My mother began to be irritated by me: I put things in the wrong place, forgot the fireguard, was extravagant with the Quix. She was also melodramatic about my pregnancy, suggesting that I should drink more gin. It seemed to me that she had recovered sufficiently to be left. I had not heard from Jake since the cremation and although every midnight I went to the telephone determined to call him, I could never make myself do so. It was not that I was frightened of his anger: I would have welcomed it. I was frightened that he would not be there.

I telephoned Dinah and said I was coming back. She said thank goodness, it was all chaos. What kind of chaos, I asked eagerly. She didn’t know. Everything was fine. She had become a Deist. Yes, since the cremation. They were all well, but hurry back, it’s absolute chaos.

It was snowing in London. The house was empty when I arrived. I walked round it looking for signs of life. There were very few. The dolls, bears and horses lay in orderly rows, the diaries and Biros were neat on bedside tables, the gramophones shut up, books back in the bookshelves, even if they were upside down. In Dinah’s room howling guitarists, a copy of Honey , Tindal and Voltaire. In the boys’ room, Gagarin and Glenn, a half-built Meccano windmill. In the nurse’s room, the electric fire left on and a dirty teacup with one cigarette stub in the saucer. In Jake’s study, nothing: the typewriter covered, ashtrays clean, wastepaper basket empty. It was like walking into a stranger’s house, or into a house left desolate by some plague. Who are these people? Who are these children of varying sizes and sexes? Do they feel, do they think, do they look forward to anything, do they remember? Are they happy? They had built snowmen out in the garden. They were an army, self-contained. I was suddenly frightened of them; afraid that when they came back they would find me here, trespassing, and judge me coldly. Across the gardens I could see a great bonfire built by the demolition men. Its flames leapt up, fed by mantelpieces and doors. It crunched them and spat them out, ravenous.

I went up to the attic. Snow had piled on to the skylight and I couldn’t see without the light on. I hauled out a cot and a rubber bath. The rubber had perished and stuck together. There was a high chair and a pair of scales piled up at the far end of the attic, but I couldn’t reach them without moving a dozen suitcases. I heard, far down in the house, the front door slam. I threw the cot and the bath back into the attic and shut the door. What would they think if they found me grubbing about up here? They would think that I had gone crazy.

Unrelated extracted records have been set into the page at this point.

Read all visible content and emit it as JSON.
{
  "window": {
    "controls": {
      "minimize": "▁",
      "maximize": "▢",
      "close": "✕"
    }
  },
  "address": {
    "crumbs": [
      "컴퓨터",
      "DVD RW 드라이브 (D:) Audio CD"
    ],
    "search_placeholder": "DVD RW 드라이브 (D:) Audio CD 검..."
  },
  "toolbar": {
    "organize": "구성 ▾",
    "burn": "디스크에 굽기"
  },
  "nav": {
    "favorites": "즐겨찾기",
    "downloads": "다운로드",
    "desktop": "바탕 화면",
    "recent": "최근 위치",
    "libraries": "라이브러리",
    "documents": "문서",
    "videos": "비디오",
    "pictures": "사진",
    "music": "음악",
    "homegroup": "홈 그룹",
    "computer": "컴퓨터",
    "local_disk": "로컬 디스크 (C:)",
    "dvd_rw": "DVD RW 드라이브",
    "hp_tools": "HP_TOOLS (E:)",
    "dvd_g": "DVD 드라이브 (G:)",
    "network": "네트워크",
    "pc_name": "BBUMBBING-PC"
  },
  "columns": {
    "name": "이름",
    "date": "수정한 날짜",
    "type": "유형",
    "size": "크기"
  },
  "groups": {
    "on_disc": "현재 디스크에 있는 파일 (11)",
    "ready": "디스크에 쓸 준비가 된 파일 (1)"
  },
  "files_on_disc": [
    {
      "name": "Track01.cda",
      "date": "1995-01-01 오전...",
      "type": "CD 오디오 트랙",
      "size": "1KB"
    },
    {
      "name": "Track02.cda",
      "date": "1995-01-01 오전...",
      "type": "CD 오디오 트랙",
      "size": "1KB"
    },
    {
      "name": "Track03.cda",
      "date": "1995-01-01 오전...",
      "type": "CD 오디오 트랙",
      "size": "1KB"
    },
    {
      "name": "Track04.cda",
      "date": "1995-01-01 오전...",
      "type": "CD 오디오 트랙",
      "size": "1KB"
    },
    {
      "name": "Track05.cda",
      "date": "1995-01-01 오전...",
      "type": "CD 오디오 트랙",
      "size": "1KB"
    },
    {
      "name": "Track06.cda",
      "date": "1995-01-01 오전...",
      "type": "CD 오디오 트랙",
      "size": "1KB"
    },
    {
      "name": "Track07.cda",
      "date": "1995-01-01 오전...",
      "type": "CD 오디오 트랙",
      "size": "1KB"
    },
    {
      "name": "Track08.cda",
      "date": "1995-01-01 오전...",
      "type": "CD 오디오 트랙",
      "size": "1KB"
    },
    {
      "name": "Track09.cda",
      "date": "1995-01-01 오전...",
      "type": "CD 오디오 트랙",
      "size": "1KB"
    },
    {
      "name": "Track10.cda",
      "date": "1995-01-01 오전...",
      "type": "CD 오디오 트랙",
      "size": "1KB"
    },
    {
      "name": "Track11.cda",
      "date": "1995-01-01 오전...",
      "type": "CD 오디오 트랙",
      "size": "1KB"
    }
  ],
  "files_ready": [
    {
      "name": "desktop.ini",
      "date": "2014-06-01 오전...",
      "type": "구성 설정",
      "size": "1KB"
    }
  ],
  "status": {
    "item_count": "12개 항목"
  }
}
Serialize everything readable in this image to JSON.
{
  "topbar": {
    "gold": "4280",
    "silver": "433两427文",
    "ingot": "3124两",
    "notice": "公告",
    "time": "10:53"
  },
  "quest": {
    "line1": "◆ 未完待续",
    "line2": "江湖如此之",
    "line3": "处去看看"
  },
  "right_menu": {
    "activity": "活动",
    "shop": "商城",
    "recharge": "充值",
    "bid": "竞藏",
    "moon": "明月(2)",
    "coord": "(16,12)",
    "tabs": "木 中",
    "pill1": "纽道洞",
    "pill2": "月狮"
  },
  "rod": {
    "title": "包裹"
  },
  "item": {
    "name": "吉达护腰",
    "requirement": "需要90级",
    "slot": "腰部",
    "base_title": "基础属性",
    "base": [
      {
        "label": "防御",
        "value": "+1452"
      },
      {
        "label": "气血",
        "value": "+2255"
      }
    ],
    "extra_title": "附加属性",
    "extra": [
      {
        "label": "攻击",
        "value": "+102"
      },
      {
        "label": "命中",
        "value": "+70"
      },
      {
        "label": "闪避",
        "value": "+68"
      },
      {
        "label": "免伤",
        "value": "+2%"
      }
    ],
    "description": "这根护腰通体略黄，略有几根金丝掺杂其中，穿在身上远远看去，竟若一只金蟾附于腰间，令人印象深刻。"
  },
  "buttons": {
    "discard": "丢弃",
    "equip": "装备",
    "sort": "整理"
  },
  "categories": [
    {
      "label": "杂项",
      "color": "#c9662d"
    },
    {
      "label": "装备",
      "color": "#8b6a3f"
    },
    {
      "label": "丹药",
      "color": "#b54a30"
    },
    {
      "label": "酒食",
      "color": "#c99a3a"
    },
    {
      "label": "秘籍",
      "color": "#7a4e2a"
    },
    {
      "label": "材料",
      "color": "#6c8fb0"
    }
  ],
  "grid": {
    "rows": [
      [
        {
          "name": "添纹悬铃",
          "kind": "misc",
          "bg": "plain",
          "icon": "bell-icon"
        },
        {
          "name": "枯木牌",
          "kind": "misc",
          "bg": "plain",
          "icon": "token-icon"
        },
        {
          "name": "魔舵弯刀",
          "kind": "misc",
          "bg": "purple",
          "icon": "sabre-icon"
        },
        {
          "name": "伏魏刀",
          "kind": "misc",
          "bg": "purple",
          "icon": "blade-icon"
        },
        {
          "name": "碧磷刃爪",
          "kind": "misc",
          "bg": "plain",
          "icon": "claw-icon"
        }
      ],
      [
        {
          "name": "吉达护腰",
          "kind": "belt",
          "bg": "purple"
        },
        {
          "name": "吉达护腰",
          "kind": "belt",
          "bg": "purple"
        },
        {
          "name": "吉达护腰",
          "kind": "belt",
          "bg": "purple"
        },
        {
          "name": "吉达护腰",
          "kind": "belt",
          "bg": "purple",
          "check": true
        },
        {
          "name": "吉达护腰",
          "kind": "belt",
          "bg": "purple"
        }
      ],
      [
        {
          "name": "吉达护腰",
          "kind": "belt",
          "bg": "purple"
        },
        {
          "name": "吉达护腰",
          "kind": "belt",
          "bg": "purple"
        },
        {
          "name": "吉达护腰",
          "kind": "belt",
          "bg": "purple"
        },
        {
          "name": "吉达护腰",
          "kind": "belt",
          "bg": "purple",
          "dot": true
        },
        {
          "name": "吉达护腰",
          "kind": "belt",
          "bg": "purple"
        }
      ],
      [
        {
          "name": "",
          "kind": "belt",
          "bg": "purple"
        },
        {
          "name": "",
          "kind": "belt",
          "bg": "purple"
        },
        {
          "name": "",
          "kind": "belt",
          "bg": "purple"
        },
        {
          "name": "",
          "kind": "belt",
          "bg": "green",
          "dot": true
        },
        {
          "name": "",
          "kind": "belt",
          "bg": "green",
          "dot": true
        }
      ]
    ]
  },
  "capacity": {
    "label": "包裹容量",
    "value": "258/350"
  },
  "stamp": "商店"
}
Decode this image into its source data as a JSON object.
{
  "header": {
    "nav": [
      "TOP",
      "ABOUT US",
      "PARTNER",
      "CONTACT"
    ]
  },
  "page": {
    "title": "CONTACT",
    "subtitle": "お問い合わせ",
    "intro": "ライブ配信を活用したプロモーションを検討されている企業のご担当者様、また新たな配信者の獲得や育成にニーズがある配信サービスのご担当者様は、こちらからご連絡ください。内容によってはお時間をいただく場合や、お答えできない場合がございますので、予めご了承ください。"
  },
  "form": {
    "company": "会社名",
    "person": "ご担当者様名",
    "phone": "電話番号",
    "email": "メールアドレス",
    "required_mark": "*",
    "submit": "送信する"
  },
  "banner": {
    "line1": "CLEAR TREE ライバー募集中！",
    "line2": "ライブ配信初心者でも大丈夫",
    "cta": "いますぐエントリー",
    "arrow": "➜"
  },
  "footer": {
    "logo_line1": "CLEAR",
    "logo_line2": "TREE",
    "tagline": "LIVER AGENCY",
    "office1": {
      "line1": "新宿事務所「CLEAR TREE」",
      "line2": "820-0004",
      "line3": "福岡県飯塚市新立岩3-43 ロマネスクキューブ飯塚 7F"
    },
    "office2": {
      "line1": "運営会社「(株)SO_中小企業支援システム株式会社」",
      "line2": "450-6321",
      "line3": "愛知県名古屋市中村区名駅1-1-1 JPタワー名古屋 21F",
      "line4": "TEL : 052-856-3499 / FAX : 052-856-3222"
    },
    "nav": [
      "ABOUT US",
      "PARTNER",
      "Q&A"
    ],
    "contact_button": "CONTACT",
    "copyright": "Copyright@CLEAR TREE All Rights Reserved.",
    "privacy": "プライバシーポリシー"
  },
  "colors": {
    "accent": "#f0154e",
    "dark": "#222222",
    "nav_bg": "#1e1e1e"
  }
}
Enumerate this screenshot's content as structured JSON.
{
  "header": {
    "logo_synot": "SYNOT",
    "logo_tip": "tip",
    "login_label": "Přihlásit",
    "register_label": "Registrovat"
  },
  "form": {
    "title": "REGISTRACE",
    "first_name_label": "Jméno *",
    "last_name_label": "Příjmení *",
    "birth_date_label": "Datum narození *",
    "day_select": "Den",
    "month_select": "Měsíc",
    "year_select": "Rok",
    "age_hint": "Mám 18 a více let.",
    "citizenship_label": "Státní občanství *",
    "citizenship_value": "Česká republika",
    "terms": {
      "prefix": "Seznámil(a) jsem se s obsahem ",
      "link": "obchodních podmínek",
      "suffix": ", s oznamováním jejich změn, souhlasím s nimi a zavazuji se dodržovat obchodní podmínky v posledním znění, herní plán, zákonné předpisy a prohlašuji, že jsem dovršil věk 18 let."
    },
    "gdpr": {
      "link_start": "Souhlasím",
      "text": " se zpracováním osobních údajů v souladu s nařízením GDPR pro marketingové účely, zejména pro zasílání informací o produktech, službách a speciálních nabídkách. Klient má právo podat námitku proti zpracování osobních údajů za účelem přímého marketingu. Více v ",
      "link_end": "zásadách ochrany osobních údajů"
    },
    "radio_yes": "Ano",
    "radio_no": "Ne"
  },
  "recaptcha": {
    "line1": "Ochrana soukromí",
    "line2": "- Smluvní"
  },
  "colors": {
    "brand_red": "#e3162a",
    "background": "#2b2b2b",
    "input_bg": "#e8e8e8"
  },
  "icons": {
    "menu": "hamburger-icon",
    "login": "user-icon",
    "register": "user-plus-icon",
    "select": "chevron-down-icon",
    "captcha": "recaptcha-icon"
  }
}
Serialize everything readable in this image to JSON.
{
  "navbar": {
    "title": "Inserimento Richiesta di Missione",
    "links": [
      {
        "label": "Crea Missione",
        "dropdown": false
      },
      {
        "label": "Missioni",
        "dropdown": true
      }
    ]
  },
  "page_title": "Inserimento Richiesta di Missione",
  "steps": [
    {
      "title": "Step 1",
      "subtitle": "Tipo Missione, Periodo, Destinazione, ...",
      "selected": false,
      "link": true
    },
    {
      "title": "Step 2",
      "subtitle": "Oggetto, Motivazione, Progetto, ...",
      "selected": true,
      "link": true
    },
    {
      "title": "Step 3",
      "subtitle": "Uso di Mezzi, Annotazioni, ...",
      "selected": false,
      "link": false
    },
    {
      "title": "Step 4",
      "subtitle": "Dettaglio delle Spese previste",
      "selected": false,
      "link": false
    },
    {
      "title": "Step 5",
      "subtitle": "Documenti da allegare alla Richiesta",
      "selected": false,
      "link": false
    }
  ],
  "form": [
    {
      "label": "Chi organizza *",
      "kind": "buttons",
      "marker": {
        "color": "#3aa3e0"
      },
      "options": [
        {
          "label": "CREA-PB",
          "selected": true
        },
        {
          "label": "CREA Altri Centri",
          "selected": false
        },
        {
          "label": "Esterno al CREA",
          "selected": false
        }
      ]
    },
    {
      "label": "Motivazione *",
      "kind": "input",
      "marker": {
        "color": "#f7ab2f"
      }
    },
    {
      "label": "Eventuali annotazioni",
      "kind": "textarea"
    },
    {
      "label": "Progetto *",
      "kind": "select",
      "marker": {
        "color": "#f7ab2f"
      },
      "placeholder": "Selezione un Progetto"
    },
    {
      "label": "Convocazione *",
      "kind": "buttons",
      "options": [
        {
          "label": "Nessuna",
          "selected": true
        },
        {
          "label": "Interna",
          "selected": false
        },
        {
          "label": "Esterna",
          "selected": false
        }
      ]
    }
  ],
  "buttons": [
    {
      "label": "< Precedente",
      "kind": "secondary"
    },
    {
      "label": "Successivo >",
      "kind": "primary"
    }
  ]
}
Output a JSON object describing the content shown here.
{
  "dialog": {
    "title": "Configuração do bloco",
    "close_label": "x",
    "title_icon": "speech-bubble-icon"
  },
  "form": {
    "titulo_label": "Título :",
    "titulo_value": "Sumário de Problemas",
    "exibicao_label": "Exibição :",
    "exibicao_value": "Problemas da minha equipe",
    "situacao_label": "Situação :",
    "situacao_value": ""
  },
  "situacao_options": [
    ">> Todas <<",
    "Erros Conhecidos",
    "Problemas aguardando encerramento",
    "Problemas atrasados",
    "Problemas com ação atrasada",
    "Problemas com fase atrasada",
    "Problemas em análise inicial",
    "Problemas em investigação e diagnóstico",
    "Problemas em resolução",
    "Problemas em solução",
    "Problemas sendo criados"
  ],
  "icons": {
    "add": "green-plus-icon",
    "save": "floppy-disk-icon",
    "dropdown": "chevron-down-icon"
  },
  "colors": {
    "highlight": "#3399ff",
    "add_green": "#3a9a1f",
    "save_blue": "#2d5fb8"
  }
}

When Jake and I were first married — after the three eldest children had been taken away — we lived together in the evenings. Like actors, our lives began when the curtain went down. We ate and quarrelled and made love, cooked and drank and talked through the night, while the audience slept. Then, beginning with Dinah, the children began staying up later. They needed help with homework. They needed food. They needed conversation. They needed more and more of our lives. In a useless attempt to keep something for ourselves, we gave them bed-sitting rooms, television sets, new electric fires; but at eight o’clock, then nine o’clock, then ten o’clock they would be sitting in a patient row on the sofa preparing to talk to us or play games with us or perhaps just watch us, their eyes restless as maggots, expecting us to bring them up. My guilt and Jake’s exasperation loaded the atmosphere until, to me, it became unbearable. But the children breathed it in placidly. There were now more great bored ones staying up in the evening than there were small, manageable ones asleep with their teeth cleaned. The nurse went off duty, as she called it, at half past seven, seldom failing to remark that she had had a twelve hour day. We went out, in order to be alone, to the great dirty pub on the corner, to the cinema, anywhere where we might be anonymous and behave, if necessary, unsuitably to our age and situation. That night, after I came home, there was no question of going out. We waited, with bad grace and burning impatience, for them to go to bed.